The main reason? The District's sampling, which included only Giant and Safeway last year, was expanded to include Magruder's. The store located on Connecticut Avenue just south of Chevy Chase Circle, contributed the lowest price on 11 items. (In each city, an editor is allowed to survey three competing stores with the low price of the three for each item going into the market basket.) Magruder's was included because of its high volume. The firm has three other stores, one in Rockville, one in Vienna, and one in Annapolis and therefore is accessible to shoppers throughout the Metropolitan area.
Another contributing factor, according to observers of the supermarket scene, may be heightened competition. With Giant and Safeway dividing more than 60 percent of the area's grocery sales, Washington has been one of the least competitive major markets in the nation. In the past year, however, stores with names such as Plus, Basics, No Frills, and Bag and Box have opened in the area. In various ways they cut operating expenses with the object of offering lower prices. The two chains have reacted to this threat to their domination in a variety of ways, and, as the trade journal Food World noted in its May issue, the first two Basic stores (sponsored by Grand Union) to open "have created probably the most competitive factor in the marketplace in the last five years."
Some of the reaction, such as increased coupon offerings and other promotional acivities, would not be reflected in the market basket. It is worth noting, however, that nearly twice as many items were on special on the shopping date this June as opposed to a year ago (nine instead of five). Also, the number of items with identical prices in Giant and Safeway sank from 18 to 15. Only one item was priced the same in all three.

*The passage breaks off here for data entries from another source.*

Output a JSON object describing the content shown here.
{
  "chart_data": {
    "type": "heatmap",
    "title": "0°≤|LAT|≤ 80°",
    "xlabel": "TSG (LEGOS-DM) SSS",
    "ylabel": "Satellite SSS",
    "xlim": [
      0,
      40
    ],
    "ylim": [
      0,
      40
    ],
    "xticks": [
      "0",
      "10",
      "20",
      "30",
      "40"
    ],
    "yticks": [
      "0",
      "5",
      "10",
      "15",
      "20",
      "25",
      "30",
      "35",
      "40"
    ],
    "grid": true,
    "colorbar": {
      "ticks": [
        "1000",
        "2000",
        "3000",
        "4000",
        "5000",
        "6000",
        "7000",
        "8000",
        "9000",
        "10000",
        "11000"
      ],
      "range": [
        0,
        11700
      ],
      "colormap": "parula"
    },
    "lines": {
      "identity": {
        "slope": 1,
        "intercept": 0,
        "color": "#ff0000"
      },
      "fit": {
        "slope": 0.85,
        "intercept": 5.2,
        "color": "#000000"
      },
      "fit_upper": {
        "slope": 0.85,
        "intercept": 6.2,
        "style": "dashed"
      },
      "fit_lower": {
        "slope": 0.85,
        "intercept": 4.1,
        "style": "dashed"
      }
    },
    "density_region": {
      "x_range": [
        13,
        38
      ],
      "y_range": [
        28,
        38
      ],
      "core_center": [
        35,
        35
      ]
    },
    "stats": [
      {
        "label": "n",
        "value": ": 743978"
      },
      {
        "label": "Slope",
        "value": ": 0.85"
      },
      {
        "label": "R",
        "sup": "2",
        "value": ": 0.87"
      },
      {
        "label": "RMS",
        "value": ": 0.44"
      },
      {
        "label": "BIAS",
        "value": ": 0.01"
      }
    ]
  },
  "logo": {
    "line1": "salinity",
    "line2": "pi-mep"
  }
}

Washington's total market basket (one new item, canned corn, was added this year) was $41.77, one percentage point above the national average and good enough to place it below such diverse cities as Little Rock, Dallas and Chicago. It is worth noting, however, that the groceries in the market basket still are more expensive here than in such other East Coast cities as Philadelphia, New York and Boston.

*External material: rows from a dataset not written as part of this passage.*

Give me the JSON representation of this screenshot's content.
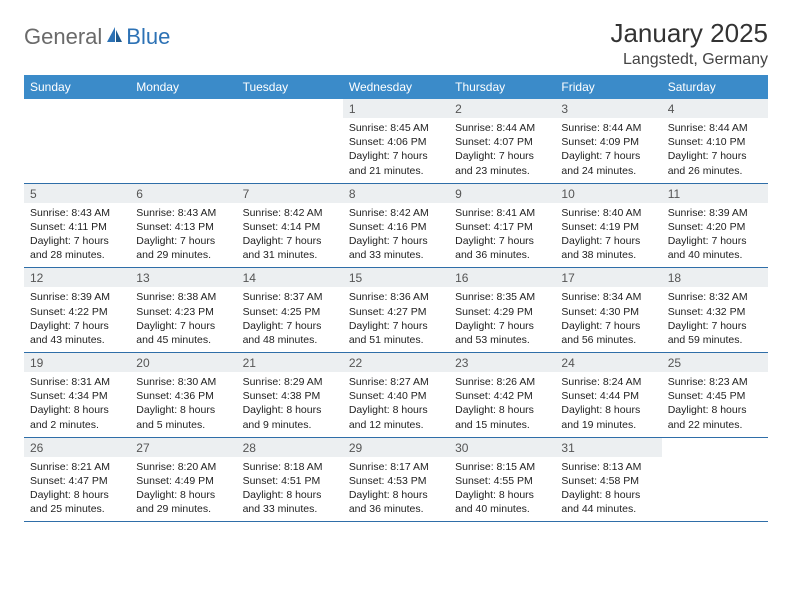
{
  "logo": {
    "general": "General",
    "blue": "Blue"
  },
  "title": "January 2025",
  "location": "Langstedt, Germany",
  "colors": {
    "header_bg": "#3b8bc9",
    "header_text": "#ffffff",
    "daynum_bg": "#eceff1",
    "row_divider": "#2f6ea8",
    "logo_gray": "#6a6a6a",
    "logo_blue": "#2d72b5",
    "text": "#222222",
    "background": "#ffffff"
  },
  "day_names": [
    "Sunday",
    "Monday",
    "Tuesday",
    "Wednesday",
    "Thursday",
    "Friday",
    "Saturday"
  ],
  "weeks": [
    [
      {
        "n": "",
        "sr": "",
        "ss": "",
        "dl": ""
      },
      {
        "n": "",
        "sr": "",
        "ss": "",
        "dl": ""
      },
      {
        "n": "",
        "sr": "",
        "ss": "",
        "dl": ""
      },
      {
        "n": "1",
        "sr": "Sunrise: 8:45 AM",
        "ss": "Sunset: 4:06 PM",
        "dl": "Daylight: 7 hours and 21 minutes."
      },
      {
        "n": "2",
        "sr": "Sunrise: 8:44 AM",
        "ss": "Sunset: 4:07 PM",
        "dl": "Daylight: 7 hours and 23 minutes."
      },
      {
        "n": "3",
        "sr": "Sunrise: 8:44 AM",
        "ss": "Sunset: 4:09 PM",
        "dl": "Daylight: 7 hours and 24 minutes."
      },
      {
        "n": "4",
        "sr": "Sunrise: 8:44 AM",
        "ss": "Sunset: 4:10 PM",
        "dl": "Daylight: 7 hours and 26 minutes."
      }
    ],
    [
      {
        "n": "5",
        "sr": "Sunrise: 8:43 AM",
        "ss": "Sunset: 4:11 PM",
        "dl": "Daylight: 7 hours and 28 minutes."
      },
      {
        "n": "6",
        "sr": "Sunrise: 8:43 AM",
        "ss": "Sunset: 4:13 PM",
        "dl": "Daylight: 7 hours and 29 minutes."
      },
      {
        "n": "7",
        "sr": "Sunrise: 8:42 AM",
        "ss": "Sunset: 4:14 PM",
        "dl": "Daylight: 7 hours and 31 minutes."
      },
      {
        "n": "8",
        "sr": "Sunrise: 8:42 AM",
        "ss": "Sunset: 4:16 PM",
        "dl": "Daylight: 7 hours and 33 minutes."
      },
      {
        "n": "9",
        "sr": "Sunrise: 8:41 AM",
        "ss": "Sunset: 4:17 PM",
        "dl": "Daylight: 7 hours and 36 minutes."
      },
      {
        "n": "10",
        "sr": "Sunrise: 8:40 AM",
        "ss": "Sunset: 4:19 PM",
        "dl": "Daylight: 7 hours and 38 minutes."
      },
      {
        "n": "11",
        "sr": "Sunrise: 8:39 AM",
        "ss": "Sunset: 4:20 PM",
        "dl": "Daylight: 7 hours and 40 minutes."
      }
    ],
    [
      {
        "n": "12",
        "sr": "Sunrise: 8:39 AM",
        "ss": "Sunset: 4:22 PM",
        "dl": "Daylight: 7 hours and 43 minutes."
      },
      {
        "n": "13",
        "sr": "Sunrise: 8:38 AM",
        "ss": "Sunset: 4:23 PM",
        "dl": "Daylight: 7 hours and 45 minutes."
      },
      {
        "n": "14",
        "sr": "Sunrise: 8:37 AM",
        "ss": "Sunset: 4:25 PM",
        "dl": "Daylight: 7 hours and 48 minutes."
      },
      {
        "n": "15",
        "sr": "Sunrise: 8:36 AM",
        "ss": "Sunset: 4:27 PM",
        "dl": "Daylight: 7 hours and 51 minutes."
      },
      {
        "n": "16",
        "sr": "Sunrise: 8:35 AM",
        "ss": "Sunset: 4:29 PM",
        "dl": "Daylight: 7 hours and 53 minutes."
      },
      {
        "n": "17",
        "sr": "Sunrise: 8:34 AM",
        "ss": "Sunset: 4:30 PM",
        "dl": "Daylight: 7 hours and 56 minutes."
      },
      {
        "n": "18",
        "sr": "Sunrise: 8:32 AM",
        "ss": "Sunset: 4:32 PM",
        "dl": "Daylight: 7 hours and 59 minutes."
      }
    ],
    [
      {
        "n": "19",
        "sr": "Sunrise: 8:31 AM",
        "ss": "Sunset: 4:34 PM",
        "dl": "Daylight: 8 hours and 2 minutes."
      },
      {
        "n": "20",
        "sr": "Sunrise: 8:30 AM",
        "ss": "Sunset: 4:36 PM",
        "dl": "Daylight: 8 hours and 5 minutes."
      },
      {
        "n": "21",
        "sr": "Sunrise: 8:29 AM",
        "ss": "Sunset: 4:38 PM",
        "dl": "Daylight: 8 hours and 9 minutes."
      },
      {
        "n": "22",
        "sr": "Sunrise: 8:27 AM",
        "ss": "Sunset: 4:40 PM",
        "dl": "Daylight: 8 hours and 12 minutes."
      },
      {
        "n": "23",
        "sr": "Sunrise: 8:26 AM",
        "ss": "Sunset: 4:42 PM",
        "dl": "Daylight: 8 hours and 15 minutes."
      },
      {
        "n": "24",
        "sr": "Sunrise: 8:24 AM",
        "ss": "Sunset: 4:44 PM",
        "dl": "Daylight: 8 hours and 19 minutes."
      },
      {
        "n": "25",
        "sr": "Sunrise: 8:23 AM",
        "ss": "Sunset: 4:45 PM",
        "dl": "Daylight: 8 hours and 22 minutes."
      }
    ],
    [
      {
        "n": "26",
        "sr": "Sunrise: 8:21 AM",
        "ss": "Sunset: 4:47 PM",
        "dl": "Daylight: 8 hours and 25 minutes."
      },
      {
        "n": "27",
        "sr": "Sunrise: 8:20 AM",
        "ss": "Sunset: 4:49 PM",
        "dl": "Daylight: 8 hours and 29 minutes."
      },
      {
        "n": "28",
        "sr": "Sunrise: 8:18 AM",
        "ss": "Sunset: 4:51 PM",
        "dl": "Daylight: 8 hours and 33 minutes."
      },
      {
        "n": "29",
        "sr": "Sunrise: 8:17 AM",
        "ss": "Sunset: 4:53 PM",
        "dl": "Daylight: 8 hours and 36 minutes."
      },
      {
        "n": "30",
        "sr": "Sunrise: 8:15 AM",
        "ss": "Sunset: 4:55 PM",
        "dl": "Daylight: 8 hours and 40 minutes."
      },
      {
        "n": "31",
        "sr": "Sunrise: 8:13 AM",
        "ss": "Sunset: 4:58 PM",
        "dl": "Daylight: 8 hours and 44 minutes."
      },
      {
        "n": "",
        "sr": "",
        "ss": "",
        "dl": ""
      }
    ]
  ]
}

The cost here was well above the average for flour, coffee, pork chops, canned peaches and pineapple, ice cream, frozen orange-juice concentrate, bacon, wieners and peanut butter. Below average were prices for milk, eggs, rump roast, sirloin steak, bread, sugar,dried beans, lettuce and bananas. Of these items, all but the first three were on special the day the survey was taken. Nonetheless, the costs of coffee, peaches, ice cream and orange juice were high or tied for high across the nation.
Supermarket chain spokesmen have long cited the high cost of doing business locally and the sophisticated nature of the Washington consumer as the primary causes for the apparent high cost of groceries here. They also reject the validity of surveys such as this one, contending that quality is not weighed in the comparisons and that far too few items are included to give a realistic portrait of comparative price structures.

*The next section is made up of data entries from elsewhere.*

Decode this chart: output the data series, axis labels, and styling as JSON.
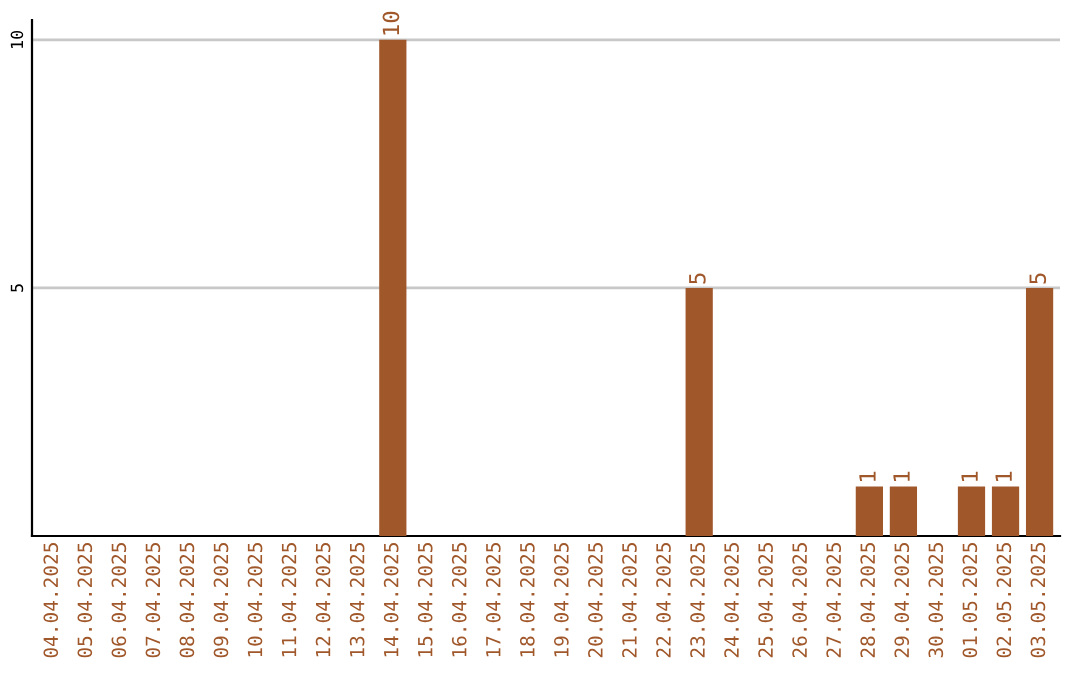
{
  "chart_data": {
    "type": "bar",
    "categories": [
      "04.04.2025",
      "05.04.2025",
      "06.04.2025",
      "07.04.2025",
      "08.04.2025",
      "09.04.2025",
      "10.04.2025",
      "11.04.2025",
      "12.04.2025",
      "13.04.2025",
      "14.04.2025",
      "15.04.2025",
      "16.04.2025",
      "17.04.2025",
      "18.04.2025",
      "19.04.2025",
      "20.04.2025",
      "21.04.2025",
      "22.04.2025",
      "23.04.2025",
      "24.04.2025",
      "25.04.2025",
      "26.04.2025",
      "27.04.2025",
      "28.04.2025",
      "29.04.2025",
      "30.04.2025",
      "01.05.2025",
      "02.05.2025",
      "03.05.2025"
    ],
    "values": [
      0,
      0,
      0,
      0,
      0,
      0,
      0,
      0,
      0,
      0,
      10,
      0,
      0,
      0,
      0,
      0,
      0,
      0,
      0,
      5,
      0,
      0,
      0,
      0,
      1,
      1,
      0,
      1,
      1,
      5
    ],
    "value_labels": [
      null,
      null,
      null,
      null,
      null,
      null,
      null,
      null,
      null,
      null,
      "10",
      null,
      null,
      null,
      null,
      null,
      null,
      null,
      null,
      "5",
      null,
      null,
      null,
      null,
      "1",
      "1",
      null,
      "1",
      "1",
      "5"
    ],
    "color": "#a0572a",
    "ylim": [
      0,
      10.4
    ],
    "yticks": [
      5,
      10
    ],
    "grid": "y"
  }
}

According to surveys, two-thirds of America's grocery shoppers visit at least two stores a week. The time and detective work involved may be worthwhile. In the June 19 comparison, Giant was $2.78 less expensive than Safeway for 34 items. (There was no exact comparison for two of them.) Last year the market basket was 77 cents cheaper at Safeway. On the other hand, Magruder's had the high price on 11 items, exactly the same number as were low, and was tied for high on five others.
The survey is coordinated by Ann McDuffie, food editor of the Tampa Tribune. Once again, Tampa was the low city. "I ask why," she said, "and the supermarket people tell me competition." There are eight chains doing business in Tampa.